We had good reason to suppose that, if we told the Pakistanis, someone in their intelligence apparatus would tip off Al Q’aeda, and so we found ourselves conducting a military operation within yards of the Pakistani West Point without the permission of the Pakistani government. Had the Pakistani military caught on, the whole things might have ended in tears.
To this one can add the fact that we were by no means certain that the mysterious individual holed up on the third floor of the compound in Abbottabad was bin Laden. Had it turned out to be a lesser mortal – especially if the gentleman living so secluded a life in that compound had turned out not to have been a leading figure in Al Q’aeda – Barack Obama would have had egg on his face.
But none of this means that we should be persuaded that our President is not, in fact, dangerously risk-averse. For one must consider the political consequences for his candidacy for re-election had he allowed bin Laden to get away – as he surely did himself.
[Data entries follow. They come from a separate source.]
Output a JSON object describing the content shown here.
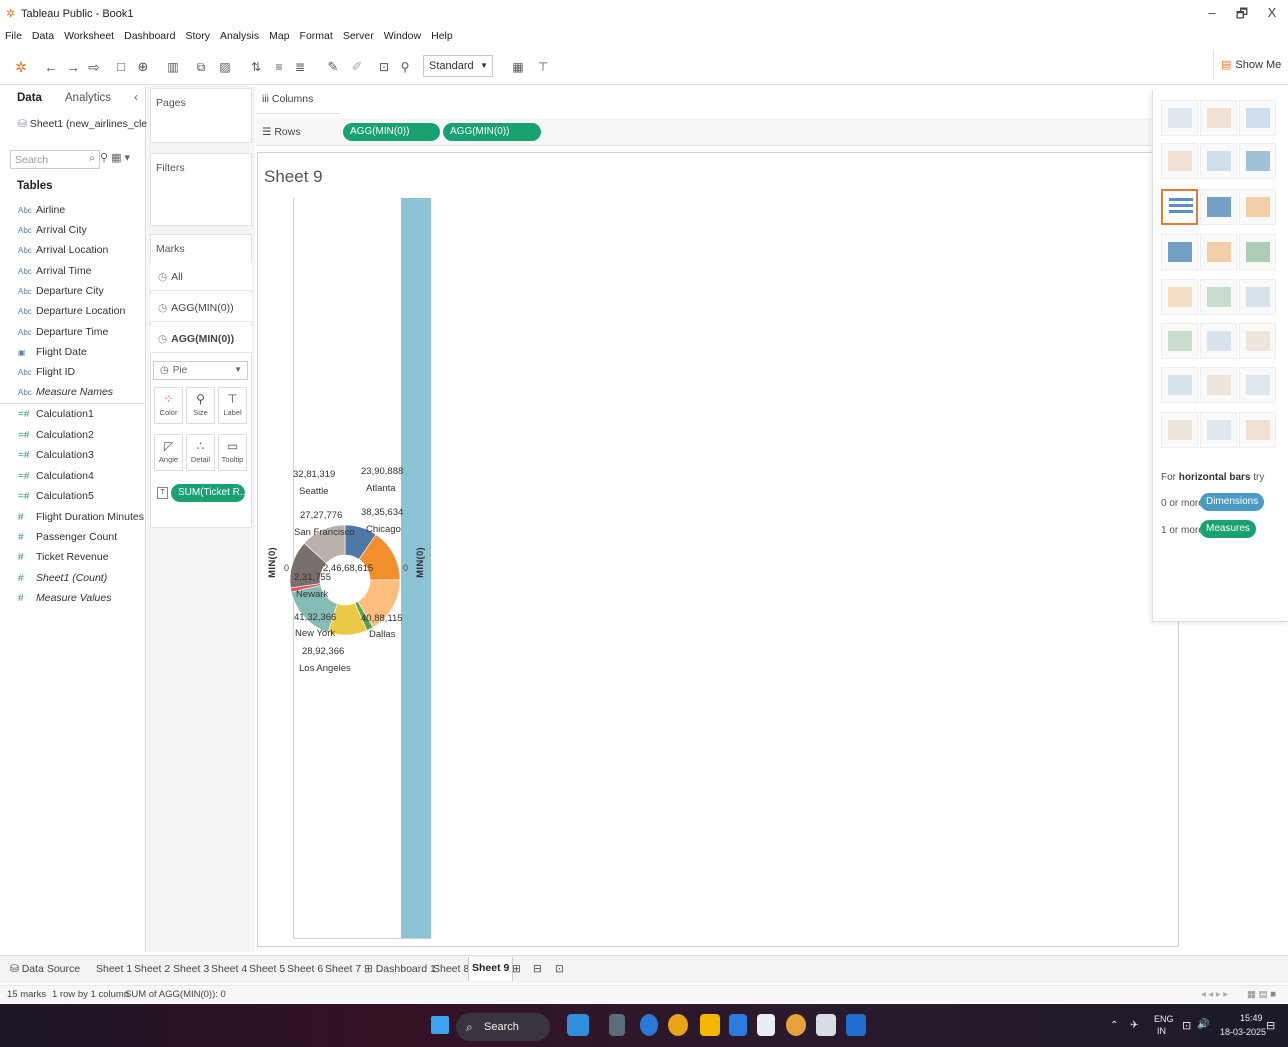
{
  "window": {
    "title": "Tableau Public - Book1",
    "min": "–",
    "restore": "🗗",
    "close": "X"
  },
  "menu": [
    "File",
    "Data",
    "Worksheet",
    "Dashboard",
    "Story",
    "Analysis",
    "Map",
    "Format",
    "Server",
    "Window",
    "Help"
  ],
  "toolbar": {
    "fit_select": "Standard",
    "show_me": "Show Me"
  },
  "data_pane": {
    "tab_data": "Data",
    "tab_analytics": "Analytics",
    "collapse": "‹",
    "datasource": "Sheet1 (new_airlines_cle...",
    "search_placeholder": "Search",
    "tables_header": "Tables",
    "fields": [
      {
        "type": "Abc",
        "name": "Airline"
      },
      {
        "type": "Abc",
        "name": "Arrival City"
      },
      {
        "type": "Abc",
        "name": "Arrival Location"
      },
      {
        "type": "Abc",
        "name": "Arrival Time"
      },
      {
        "type": "Abc",
        "name": "Departure City"
      },
      {
        "type": "Abc",
        "name": "Departure Location"
      },
      {
        "type": "Abc",
        "name": "Departure Time"
      },
      {
        "type": "date",
        "name": "Flight Date"
      },
      {
        "type": "Abc",
        "name": "Flight ID"
      },
      {
        "type": "Abc",
        "name": "Measure Names"
      },
      {
        "type": "calc",
        "name": "Calculation1"
      },
      {
        "type": "calc",
        "name": "Calculation2"
      },
      {
        "type": "calc",
        "name": "Calculation3"
      },
      {
        "type": "calc",
        "name": "Calculation4"
      },
      {
        "type": "calc",
        "name": "Calculation5"
      },
      {
        "type": "#",
        "name": "Flight Duration Minutes"
      },
      {
        "type": "#",
        "name": "Passenger Count"
      },
      {
        "type": "#",
        "name": "Ticket Revenue"
      },
      {
        "type": "#",
        "name": "Sheet1 (Count)"
      },
      {
        "type": "#",
        "name": "Measure Values"
      }
    ]
  },
  "cards": {
    "pages": "Pages",
    "filters": "Filters",
    "marks": "Marks",
    "marks_rows": [
      "All",
      "AGG(MIN(0))",
      "AGG(MIN(0))"
    ],
    "mark_type": "Pie",
    "mark_buttons": [
      "Color",
      "Size",
      "Label",
      "Angle",
      "Detail",
      "Tooltip"
    ],
    "label_pill": "SUM(Ticket R..",
    "label_pill_icon": "T"
  },
  "shelves": {
    "columns_label": "Columns",
    "rows_label": "Rows",
    "rows_pills": [
      "AGG(MIN(0))",
      "AGG(MIN(0))"
    ]
  },
  "sheet": {
    "title": "Sheet 9",
    "axis_left": "MIN(0)",
    "axis_right": "MIN(0)",
    "tick_left": "0",
    "tick_right": "0",
    "center_value": "2,46,68,615",
    "slices": [
      {
        "city": "Atlanta",
        "value": "23,90,888",
        "color": "#4e79a7"
      },
      {
        "city": "Chicago",
        "value": "38,35,634",
        "color": "#f28e2b"
      },
      {
        "city": "Dallas",
        "value": "40,88,115",
        "color": "#ffbe7d"
      },
      {
        "city": "",
        "value": "",
        "color": "#59a14f"
      },
      {
        "city": "Los Angeles",
        "value": "28,92,366",
        "color": "#edc948"
      },
      {
        "city": "New York",
        "value": "41,32,366",
        "color": "#86bcb6"
      },
      {
        "city": "Newark",
        "value": "2,31,755",
        "color": "#e15759"
      },
      {
        "city": "San Francisco",
        "value": "27,27,776",
        "color": "#79706e"
      },
      {
        "city": "Seattle",
        "value": "32,81,319",
        "color": "#bab0ac"
      }
    ]
  },
  "show_me": {
    "hint_prefix": "For",
    "hint_bold": "horizontal bars",
    "hint_suffix": "try",
    "dims_prefix": "0 or more",
    "dims_pill": "Dimensions",
    "meas_prefix": "1 or more",
    "meas_pill": "Measures"
  },
  "tabs": {
    "data_source": "Data Source",
    "sheets": [
      "Sheet 1",
      "Sheet 2",
      "Sheet 3",
      "Sheet 4",
      "Sheet 5",
      "Sheet 6",
      "Sheet 7"
    ],
    "dashboard": "Dashboard 1",
    "sheet8": "Sheet 8",
    "active": "Sheet 9"
  },
  "status": {
    "marks": "15 marks",
    "rows": "1 row by 1 column",
    "sum": "SUM of AGG(MIN(0)): 0"
  },
  "taskbar": {
    "search": "Search",
    "lang": "ENG",
    "region": "IN",
    "time": "15:49",
    "date": "18-03-2025"
  },
  "colors": {
    "accent_green": "#1aa170",
    "axis_bar": "#8cc4d5",
    "selected_border": "#e07b39",
    "dims_pill": "#4a9bc4"
  }
}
What happened at Tora Bora was regrettable but excusable. We did not have that many men in place. The terrain was forbidding and offered any number of places in which to hide, and the forces loyal to Al Q’aeda knew the territory in a way that we did not.
Abbottabad was different. We had a pretty good idea that bin Laden was there. We had been watching the place for eight months or more, and President Obama was taking considerable heat for having been feckless in Libya and elsewhere. Given the circumstances, dithering and blundering would have been fatal to his political prospects, and he knew it. He may not be at all savvy in his conduct of foreign policy, but his political instincts are well honed.
Even then, however, President Obama dithered – as he had done with regard to the proposed “surge” in Afghanistan, as he had done when the uprising against Muammar Gaddafi took place in Libya. Months and months passed – and, at a certain point, well before we launched the assault, we had learned as much as could be learned given the obvious caution exercised by the mysterious gentleman holed up on the third floor of the compound.
If Barack Obama finally, reluctantly decided to pull the trigger, it was, as someone who calls himself Southernpundit noted in a comment on Kausfiles, almost surely because of Wikileaks. About a week before the decision, Wikileaks revealed that we had learned the nom de guerre of the courier who owned the house in Abbottabad. We can be confident that the CIA took notice and that President Obama was informed. It was only a matter of time before Al Q’aeda woke up to the danger and saw to bin Laden’s withdrawal.
We in the United States owe a lot to the fact that we possess institutions – free and frequent elections, above all else – by which we can hold politicians responsible for their blunders. If they tend to conduct themselves in a responsible manner, it is because the prospect of defeat and humiliation concentrates their minds wonderfully.